Vol. 1 No. 1 (2021)
Gendered Resource Governance in South Sudan: A Case Study of Women’s Political Participation and the Political Economy of Oil
Abstract
This case study examines the intersection of gendered political participation and the political economy of oil in South Sudan from 2021 to 2023. It addresses the critical research problem of how formal commitments to women’s inclusion, notably the 35% quota under the 2018 Revitalised Peace Agreement, translate into substantive influence over the governance of the country’s primary natural resource.

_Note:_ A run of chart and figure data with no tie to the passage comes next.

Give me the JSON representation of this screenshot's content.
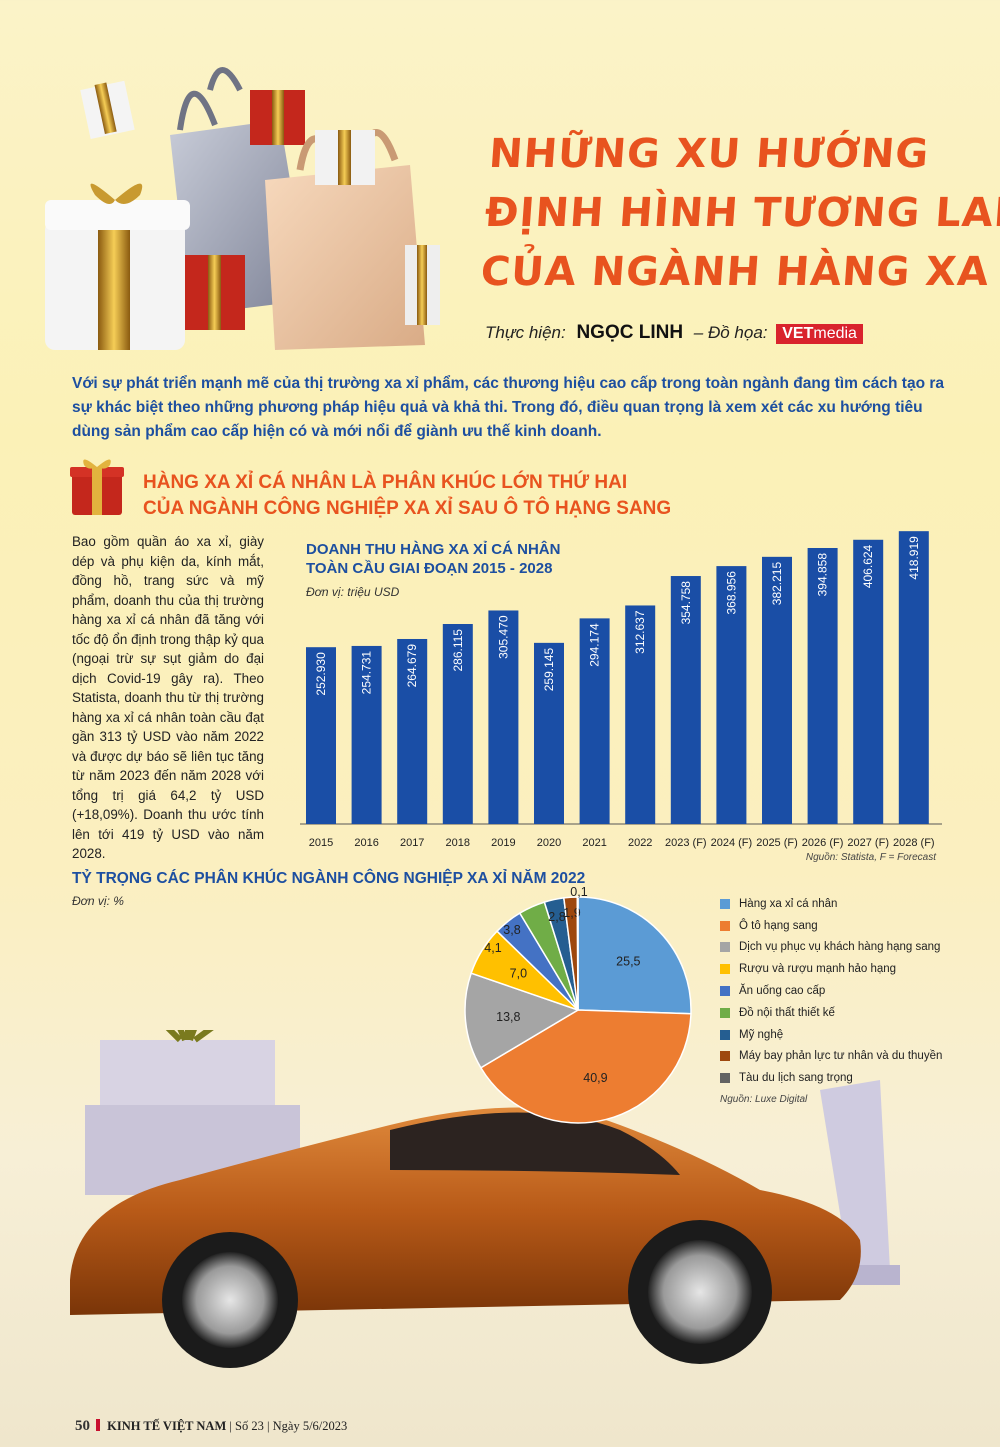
{
  "title": {
    "line1": "NHỮNG XU HƯỚNG",
    "line2": "ĐỊNH HÌNH TƯƠNG LAI",
    "line3": "CỦA NGÀNH HÀNG XA XỈ"
  },
  "credits": {
    "by_label": "Thực hiện:",
    "author": "NGỌC LINH",
    "graphics_label": "– Đồ họa:",
    "brand_vet": "VET",
    "brand_media": "media"
  },
  "lead": "Với sự phát triển mạnh mẽ của thị trường xa xỉ phẩm, các thương hiệu cao cấp trong toàn ngành đang tìm cách tạo ra sự khác biệt theo những phương pháp hiệu quả và khả thi. Trong đó, điều quan trọng là xem xét các xu hướng tiêu dùng sản phẩm cao cấp hiện có và mới nổi để giành ưu thế kinh doanh.",
  "section": {
    "line1": "HÀNG XA XỈ CÁ NHÂN LÀ PHÂN KHÚC LỚN THỨ HAI",
    "line2": "CỦA NGÀNH CÔNG NGHIỆP XA XỈ SAU Ô TÔ HẠNG SANG"
  },
  "body_text": "Bao gồm quần áo xa xỉ, giày dép và phụ kiện da, kính mắt, đồng hồ, trang sức và mỹ phẩm, doanh thu của thị trường hàng xa xỉ cá nhân đã tăng với tốc độ ổn định trong thập kỷ qua (ngoại trừ sự sụt giảm do đại dịch Covid-19 gây ra). Theo Statista, doanh thu từ thị trường hàng xa xỉ cá nhân toàn cầu đạt gần 313 tỷ USD vào năm 2022 và được dự báo sẽ liên tục tăng từ năm 2023 đến năm 2028 với tổng trị giá 64,2 tỷ USD (+18,09%). Doanh thu ước tính lên tới 419 tỷ USD vào năm 2028.",
  "chart_data": [
    {
      "type": "bar",
      "title": "DOANH THU HÀNG XA XỈ CÁ NHÂN",
      "title2": "TOÀN CẦU GIAI ĐOẠN 2015 - 2028",
      "unit": "Đơn vị: triệu USD",
      "source": "Nguồn: Statista, F = Forecast",
      "categories": [
        "2015",
        "2016",
        "2017",
        "2018",
        "2019",
        "2020",
        "2021",
        "2022",
        "2023 (F)",
        "2024 (F)",
        "2025 (F)",
        "2026 (F)",
        "2027 (F)",
        "2028 (F)"
      ],
      "values": [
        252930,
        254731,
        264679,
        286115,
        305470,
        259145,
        294174,
        312637,
        354758,
        368956,
        382215,
        394858,
        406624,
        418919
      ],
      "labels": [
        "252.930",
        "254.731",
        "264.679",
        "286.115",
        "305.470",
        "259.145",
        "294.174",
        "312.637",
        "354.758",
        "368.956",
        "382.215",
        "394.858",
        "406.624",
        "418.919"
      ],
      "color": "#1a4ea6",
      "label_color": "#ffffff"
    },
    {
      "type": "pie",
      "title": "TỶ TRỌNG CÁC PHÂN KHÚC NGÀNH CÔNG NGHIỆP XA XỈ NĂM 2022",
      "unit": "Đơn vị: %",
      "source": "Nguồn: Luxe Digital",
      "slices": [
        {
          "name": "Hàng xa xỉ cá nhân",
          "value": 25.5,
          "label": "25,5",
          "color": "#5b9bd5"
        },
        {
          "name": "Ô tô hạng sang",
          "value": 40.9,
          "label": "40,9",
          "color": "#ed7d31"
        },
        {
          "name": "Dịch vụ phục vụ khách hàng hạng sang",
          "value": 13.8,
          "label": "13,8",
          "color": "#a5a5a5"
        },
        {
          "name": "Rượu và rượu mạnh hảo hạng",
          "value": 7.0,
          "label": "7,0",
          "color": "#ffc000"
        },
        {
          "name": "Ăn uống cao cấp",
          "value": 4.1,
          "label": "4,1",
          "color": "#4472c4"
        },
        {
          "name": "Đồ nội thất thiết kế",
          "value": 3.8,
          "label": "3,8",
          "color": "#70ad47"
        },
        {
          "name": "Mỹ nghệ",
          "value": 2.8,
          "label": "2,8",
          "color": "#255e91"
        },
        {
          "name": "Máy bay phản lực tư nhân và du thuyền",
          "value": 1.9,
          "label": "1,9",
          "color": "#9e480e"
        },
        {
          "name": "Tàu du lịch sang trọng",
          "value": 0.1,
          "label": "0,1",
          "color": "#636363"
        }
      ]
    }
  ],
  "footer": {
    "page": "50",
    "magazine": "KINH TẾ VIỆT NAM",
    "issue": "Số 23",
    "date": "Ngày 5/6/2023"
  }
}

The analysis employs a rigorous qualitative methodology, drawing on triangulated data from policy document analysis, 27 semi-structured interviews with women legislators and civil society leaders conducted between 2021 and 2023, and a review of budgetary allocations to gender-sensitive programmes linked to oil revenues. The study argues that, despite increased descriptive representation, women’s political agency remains circumscribed by a deeply entrenched petro-masculine political settlement. Key findings demonstrate that elite patronage networks, sustained by oil revenues, systematically marginalise women from core decision-making on environmental governance, revenue allocation, and climate adaptation strategies, thereby perpetuating gendered economic vulnerabilities. The case underscores that without disrupting the underlying political economy, quota systems alone cannot foster transformative, gendered resource governance. Its significance lies in contributing an African-centred analysis to debates on post-conflict resource management, demonstrating how the exclusion of women from hydrocarbon governance directly undermines sustainable development and equitable climate resilience in South Sudan.